François Hotman[49], né à Paris en 1521, étudia le droit à Orléans et commença à l'enseigner à Paris en 1546 ; puis, pour échapper aux persécutions dirigées contre les protestants, il alla à Lausanne et à Strasbourg, où il demeura très longtemps et acquit un grand renom de savant et de professeur. Calviniste passionné, en rapports étroits avec Calvin, il se mêla très ardemment à la politique, fut soupçonné de complicité dans la conjuration d'Amboise, écrivit contre le cardinal de Lorraine l'Épistre adressée au Tigre de la France, dont le ton était d'une violence farouche, revint en France en 1563, après la paix d'Amboise, enseigna à Valence et à Bourges, et quitta définitivement la France en 1572, après la Saint-Barthélemy. Il mourut en 1590.
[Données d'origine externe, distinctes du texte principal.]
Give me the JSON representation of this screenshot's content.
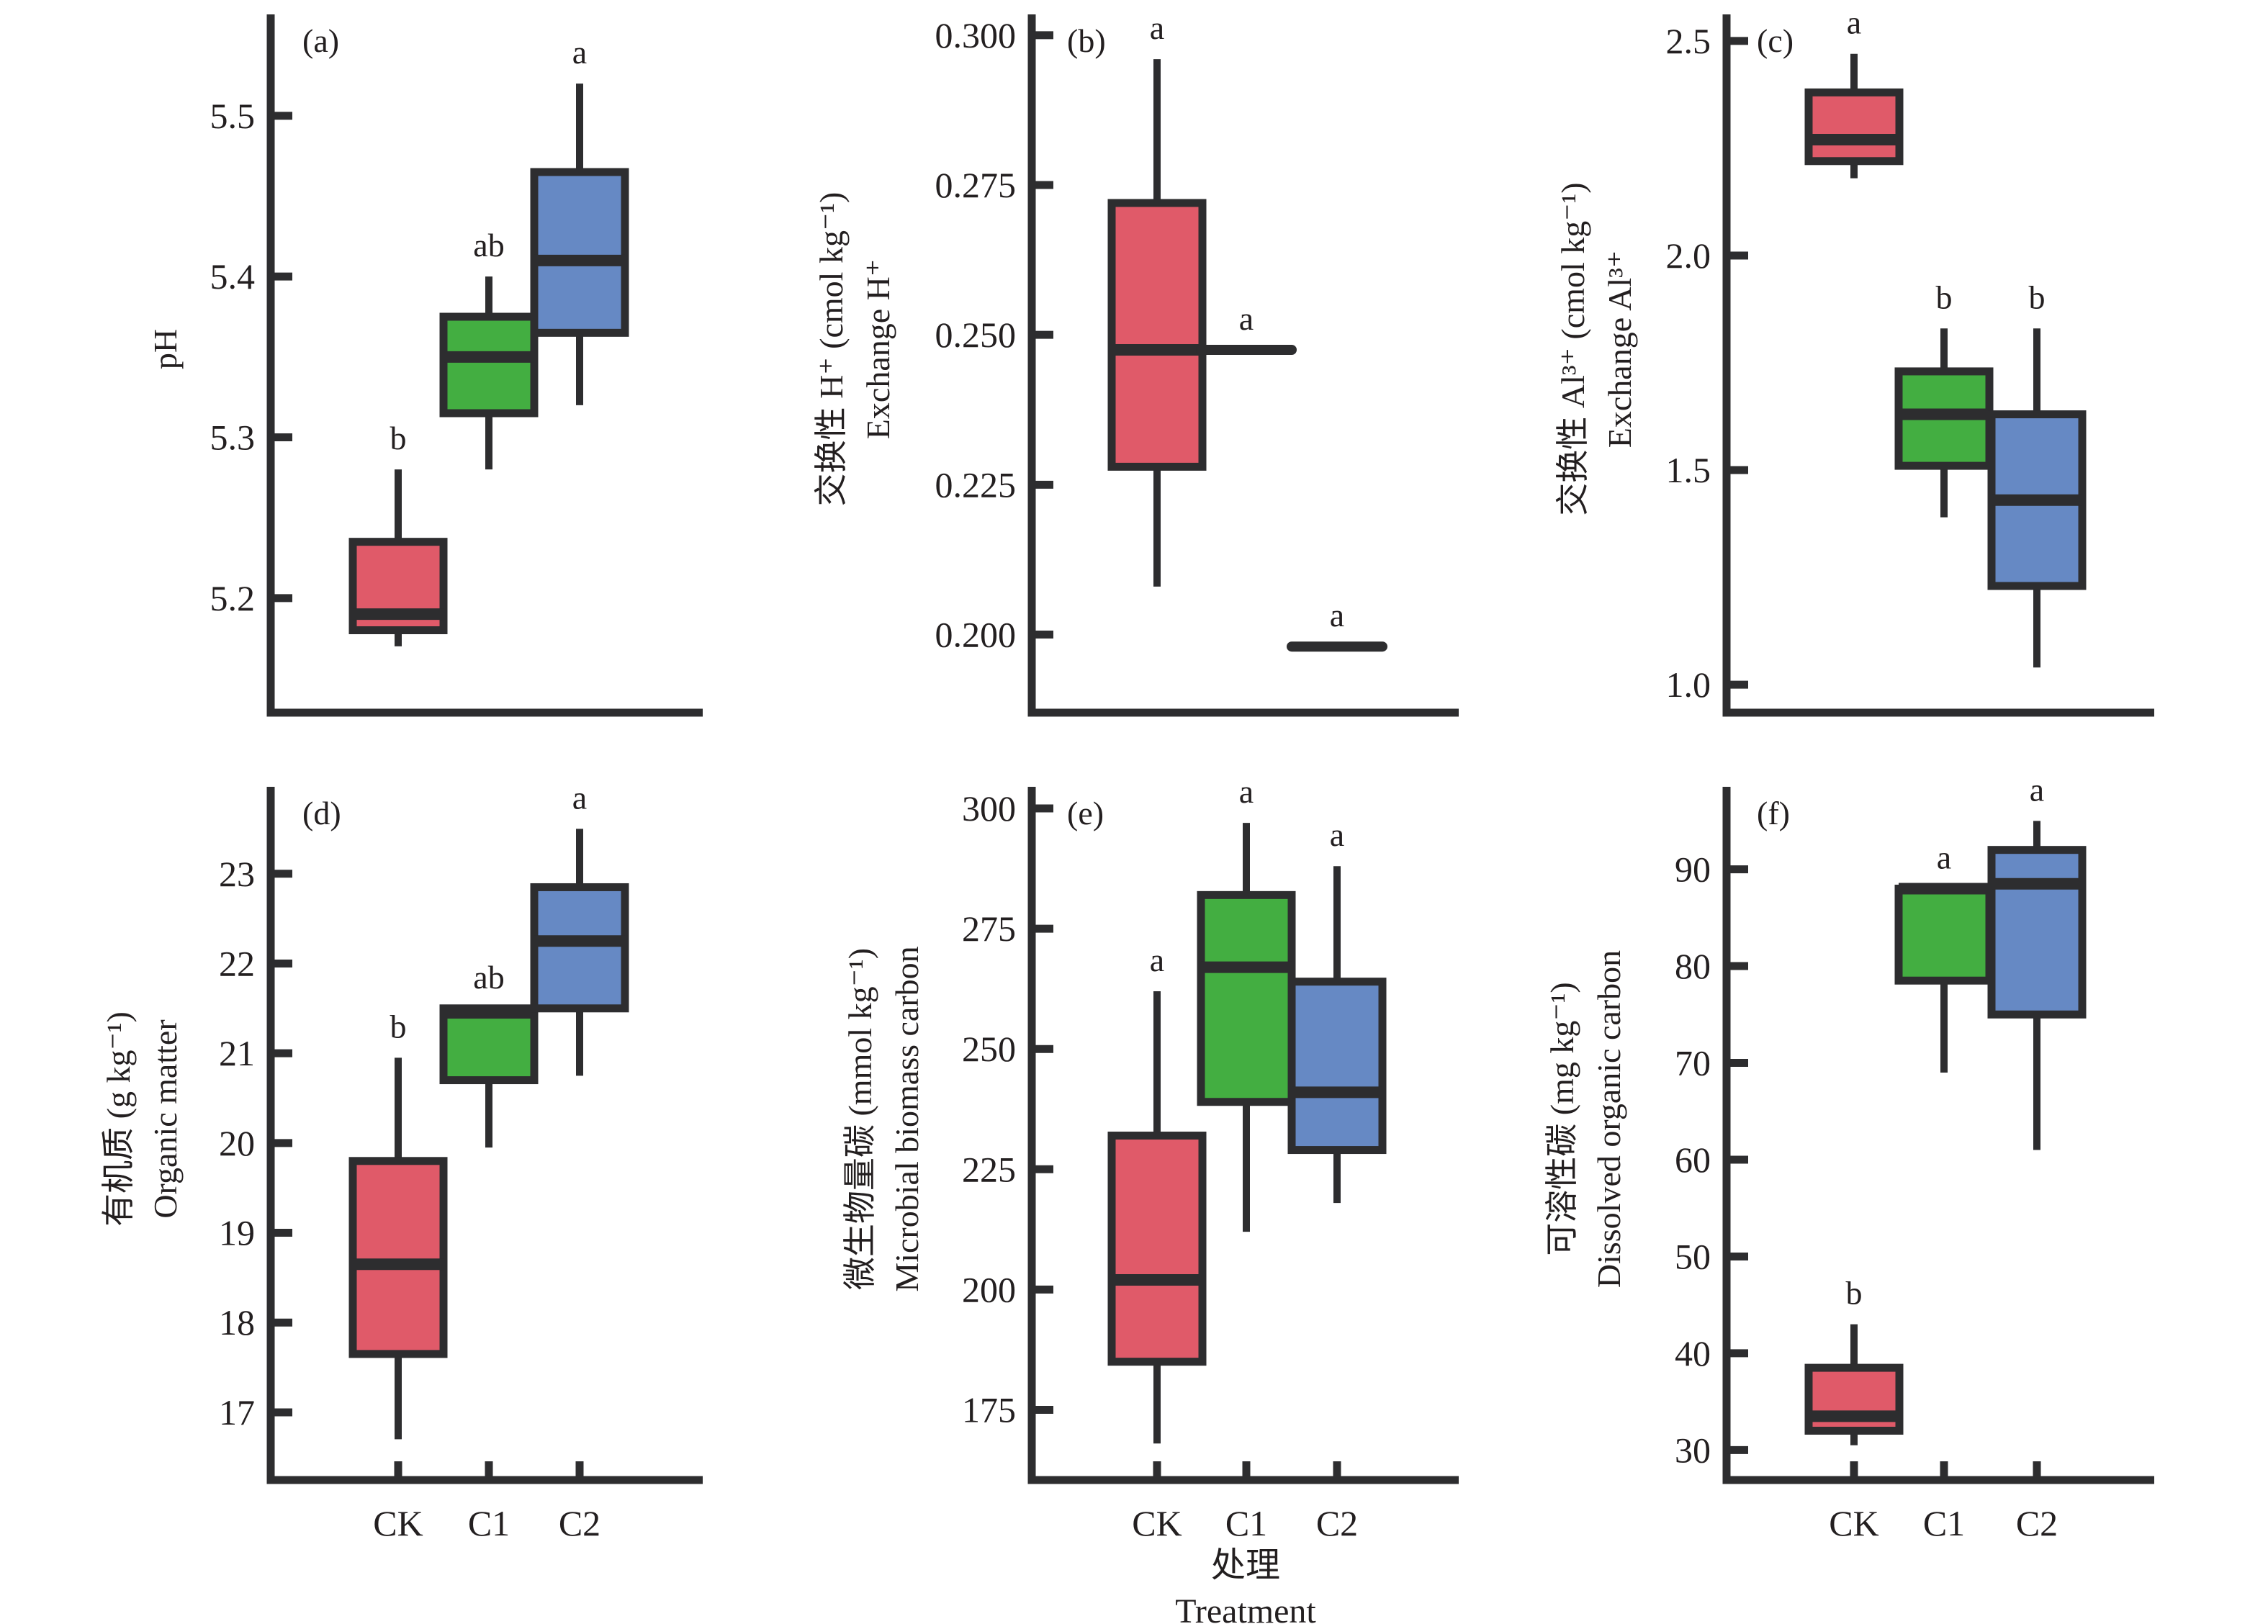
{
  "figure": {
    "x_axis_title_cn": "处理",
    "x_axis_title_en": "Treatment"
  },
  "colors": {
    "CK": "#e05a69",
    "C1": "#43ae41",
    "C2": "#6689c4",
    "stroke": "#2d2d2f"
  },
  "chart_data": [
    {
      "type": "box",
      "panel": "(a)",
      "title": "",
      "ylabel_cn": "",
      "ylabel_en": "pH",
      "categories": [
        "CK",
        "C1",
        "C2"
      ],
      "show_xtick_labels": false,
      "yticks": [
        5.2,
        5.3,
        5.4,
        5.5
      ],
      "ytick_labels": [
        "5.2",
        "5.3",
        "5.4",
        "5.5"
      ],
      "ylim": [
        5.135,
        5.555
      ],
      "grid": false,
      "series": [
        {
          "name": "CK",
          "min": 5.17,
          "q1": 5.18,
          "median": 5.19,
          "q3": 5.235,
          "max": 5.28,
          "sig": "b"
        },
        {
          "name": "C1",
          "min": 5.28,
          "q1": 5.315,
          "median": 5.35,
          "q3": 5.375,
          "max": 5.4,
          "sig": "ab"
        },
        {
          "name": "C2",
          "min": 5.32,
          "q1": 5.365,
          "median": 5.41,
          "q3": 5.465,
          "max": 5.52,
          "sig": "a"
        }
      ]
    },
    {
      "type": "box",
      "panel": "(b)",
      "title": "",
      "ylabel_cn": "交换性 H⁺ (cmol kg⁻¹)",
      "ylabel_en": "Exchange H⁺",
      "categories": [
        "CK",
        "C1",
        "C2"
      ],
      "show_xtick_labels": false,
      "yticks": [
        0.2,
        0.225,
        0.25,
        0.275,
        0.3
      ],
      "ytick_labels": [
        "0.200",
        "0.225",
        "0.250",
        "0.275",
        "0.300"
      ],
      "ylim": [
        0.1925,
        0.3025
      ],
      "grid": false,
      "series": [
        {
          "name": "CK",
          "min": 0.208,
          "q1": 0.228,
          "median": 0.2475,
          "q3": 0.272,
          "max": 0.296,
          "sig": "a"
        },
        {
          "name": "C1",
          "min": 0.2475,
          "q1": 0.2475,
          "median": 0.2475,
          "q3": 0.2475,
          "max": 0.2475,
          "sig": "a"
        },
        {
          "name": "C2",
          "min": 0.198,
          "q1": 0.198,
          "median": 0.198,
          "q3": 0.198,
          "max": 0.198,
          "sig": "a"
        }
      ]
    },
    {
      "type": "box",
      "panel": "(c)",
      "title": "",
      "ylabel_cn": "交换性 Al³⁺ (cmol kg⁻¹)",
      "ylabel_en": "Exchange Al³⁺",
      "categories": [
        "CK",
        "C1",
        "C2"
      ],
      "show_xtick_labels": false,
      "yticks": [
        1.0,
        1.5,
        2.0,
        2.5
      ],
      "ytick_labels": [
        "1.0",
        "1.5",
        "2.0",
        "2.5"
      ],
      "ylim": [
        0.96,
        2.54
      ],
      "grid": false,
      "series": [
        {
          "name": "CK",
          "min": 2.18,
          "q1": 2.22,
          "median": 2.27,
          "q3": 2.38,
          "max": 2.47,
          "sig": "a"
        },
        {
          "name": "C1",
          "min": 1.39,
          "q1": 1.51,
          "median": 1.63,
          "q3": 1.73,
          "max": 1.83,
          "sig": "b"
        },
        {
          "name": "C2",
          "min": 1.04,
          "q1": 1.23,
          "median": 1.43,
          "q3": 1.63,
          "max": 1.83,
          "sig": "b"
        }
      ]
    },
    {
      "type": "box",
      "panel": "(d)",
      "title": "",
      "ylabel_cn": "有机质 (g kg⁻¹)",
      "ylabel_en": "Organic matter",
      "categories": [
        "CK",
        "C1",
        "C2"
      ],
      "show_xtick_labels": true,
      "yticks": [
        17,
        18,
        19,
        20,
        21,
        22,
        23
      ],
      "ytick_labels": [
        "17",
        "18",
        "19",
        "20",
        "21",
        "22",
        "23"
      ],
      "ylim": [
        16.35,
        23.8
      ],
      "grid": false,
      "series": [
        {
          "name": "CK",
          "min": 16.7,
          "q1": 17.65,
          "median": 18.65,
          "q3": 19.8,
          "max": 20.95,
          "sig": "b"
        },
        {
          "name": "C1",
          "min": 19.95,
          "q1": 20.7,
          "median": 21.45,
          "q3": 21.5,
          "max": 21.5,
          "sig": "ab"
        },
        {
          "name": "C2",
          "min": 20.75,
          "q1": 21.5,
          "median": 22.25,
          "q3": 22.85,
          "max": 23.5,
          "sig": "a"
        }
      ]
    },
    {
      "type": "box",
      "panel": "(e)",
      "title": "",
      "ylabel_cn": "微生物量碳 (mmol kg⁻¹)",
      "ylabel_en": "Microbial biomass carbon",
      "categories": [
        "CK",
        "C1",
        "C2"
      ],
      "show_xtick_labels": true,
      "yticks": [
        175,
        200,
        225,
        250,
        275,
        300
      ],
      "ytick_labels": [
        "175",
        "200",
        "225",
        "250",
        "275",
        "300"
      ],
      "ylim": [
        162.5,
        303
      ],
      "grid": false,
      "series": [
        {
          "name": "CK",
          "min": 168,
          "q1": 185,
          "median": 202,
          "q3": 232,
          "max": 262,
          "sig": "a"
        },
        {
          "name": "C1",
          "min": 212,
          "q1": 239,
          "median": 267,
          "q3": 282,
          "max": 297,
          "sig": "a"
        },
        {
          "name": "C2",
          "min": 218,
          "q1": 229,
          "median": 241,
          "q3": 264,
          "max": 288,
          "sig": "a"
        }
      ]
    },
    {
      "type": "box",
      "panel": "(f)",
      "title": "",
      "ylabel_cn": "可溶性碳 (mg kg⁻¹)",
      "ylabel_en": "Dissolved organic carbon",
      "categories": [
        "CK",
        "C1",
        "C2"
      ],
      "show_xtick_labels": true,
      "yticks": [
        30,
        40,
        50,
        60,
        70,
        80,
        90
      ],
      "ytick_labels": [
        "30",
        "40",
        "50",
        "60",
        "70",
        "80",
        "90"
      ],
      "ylim": [
        27.5,
        98
      ],
      "grid": false,
      "series": [
        {
          "name": "CK",
          "min": 30.5,
          "q1": 32,
          "median": 33.5,
          "q3": 38.5,
          "max": 43,
          "sig": "b"
        },
        {
          "name": "C1",
          "min": 69,
          "q1": 78.5,
          "median": 88,
          "q3": 88,
          "max": 88,
          "sig": "a"
        },
        {
          "name": "C2",
          "min": 61,
          "q1": 75,
          "median": 88.5,
          "q3": 92,
          "max": 95,
          "sig": "a"
        }
      ]
    }
  ]
}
C'est pendant son séjour à l'étranger qu'il publia, en 1573, les vingt premiers chapitres de la Franco-Gallia (La Gaule-France), qui fut traduite en français en 1574.

Il y prend l'histoire de France à ses origines, à la Gaule primitive et à la domination romaine ; suit cette histoire au travers du développement des institutions politiques, administratives et ecclésiastiques. Bien plus encore que Pasquier, il soutient une thèse, celle d'une sorte de monarchie constitutionnelle gouvernant avec le concours des États du royaume ; mais il le fait en se servant de notre histoire, tandis que d'autres fondaient leurs théories sur l'Aréopage d'Athènes et le Sénat de Rome. Et puis, il entreprend d'appliquer la méthode scientifique : Mon livre, dit-il, est un livre historique... Je n'ai pas avancé trois propositions sans témoignages et sans preuves évidentes.

Jean du Tillet écrivait avant 1570 les Mémoires et Recherches.... pour l'intelligence de l'État et des affaires de France, et, dès 1560, il avait publié une étude sur l'âge de la majorité des rois[50]. Fauchet écrit le Recueil de l'origine de la langue et poésie françoise, ryme et romans. Plus les noms et sommaire des œuvres de 127 poètes françois vivans avant l'an 1300 (1581) ; il compose, à l'aide des chartes et des chroniques, les Antiquités gauloises et françaises, et les Origines des dignités et magistrats de France (1584)[51]. Dans ses Antiquités, il citait les Serments de Strasbourg.

Quelques ouvrages, comme ceux de Pierre, de François Pithou (1539-1596 ; 1543-1621), eurent un caractère à la fois érudit et politique : tels le Traité de la Grandeur et des Droits de la Couronne de France (1587), et surtout le Recueil des libertés de l'Église gallicane (1594). Mais Pierre avait aussi publié les Coutumes de Troyes, le Premier livre des Mémoires des Comtes héréditaires de Champagne et de Brie, tiré pièce à pièce, au vray, d'anciennes chartes, et en même temps les Observations sur le Code Justinien, et les Déclamations de Quintilien.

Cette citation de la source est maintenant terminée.